Only regulars went. Brinton had not moved with the times. There were topless buses for brave souls and the Gaumont which showed
Carry On
pictures. Next door, the one-armed bandits were out of order. In winter the holidaymakers went and the gales blew the notices down. Donald loved it then. He loved it in all seasons, it was secure and yet there was the ocean to set him yearning. Along safe streets a van delivered bread, but above it clouds massed over a troubled Channel.

He lived with his mother and grandparents; his father had been killed in the war. His father was a photo on the mantelpiece, and sighed asides. He himself was the man of the family. The responsibility had pleased him; as a boy he had grown up serious and adult for his age, out of step with his schoolfriends. He had always hurried home to Durradee.
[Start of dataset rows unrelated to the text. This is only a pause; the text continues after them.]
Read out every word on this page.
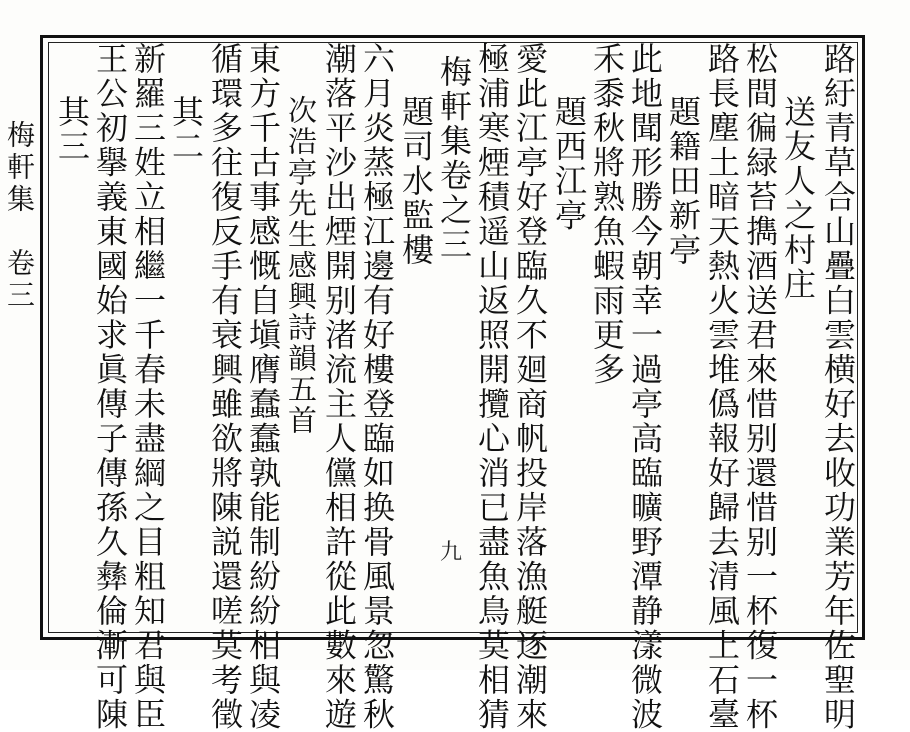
梅軒集　卷三	路紆青草合山疊白雲横好去收功業芳年佐聖明
送友人之村庄
松間徧緑苔擕酒送君來惜别還惜别一杯復一杯
路長塵土暗天熱火雲堆僞報好歸去清風上石臺
題籍田新亭
此地聞形勝今朝幸一過亭高臨曠野潭静漾微波
禾黍秋將熟魚蝦雨更多
題西江亭
愛此江亭好登臨久不廻商帆投岸落漁艇逐潮來
極浦寒煙積遥山返照開攬心消已盡魚鳥莫相猜
梅軒集卷之三
題司水監樓
六月炎蒸極江邊有好樓登臨如换骨風景忽驚秋
潮落平沙出煙開别渚流主人儻相許從此數來遊
次浩亭先生感興詩韻五首
東方千古事感慨自塡膺蠢蠢孰能制紛紛相與凌
循環多往復反手有衰興雖欲將陳説還嗟莫考徵
其二
新羅三姓立相繼一千春未盡綱之目粗知君與臣
王公初擧義東國始求眞傳子傳孫久彝倫漸可陳
其三
九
And especially to Grandad. Grandad was like a father who was never too busy. He was always there, unchanging; he frequently told Donald that he took the same size in suits he had taken forty years before. Unlike Granny he never seemed to get older; unlike Mother, who was essential of course but usually out at work or preoccupied, he was always at hand. He was the only person who treated Donald as an adult, man to man. In fact he spoke to Donald as he spoke to nobody else in the household – proper conversations, just the two of them, while the women clattered in the kitchen. It was with Grandad that he did the things he remembered – the hikes along the cliffs, scurrying to keep up with Grandad's longer strides, tense with remembering the birds' names so he did not disappoint. By some unspoken family law, it was only himself who was allowed in the greenhouse where Grandad stooped, too tall for the roof, lifting the seedlings. Donald lifted them too, trying not to spill the earth. He had his father to live up to. His father had served in the R.A.F. Sometimes when a plane droned overhead Grandad paused, looking up through the glass.

He himself, though diligent, did badly at school. Grandad used to recite the names of famous men whose academic performance had been undistinguished. ‘In the arena of life,' he said – meaning India – ‘in the arena of life what disadvantage is that? There are more important things to be tested than
amo
and
amas
.' Donald had just failed his Latin ‘O' level. Grandad was reassuring about that, shrinking it to its proper perspective. His gaze stretched beyond.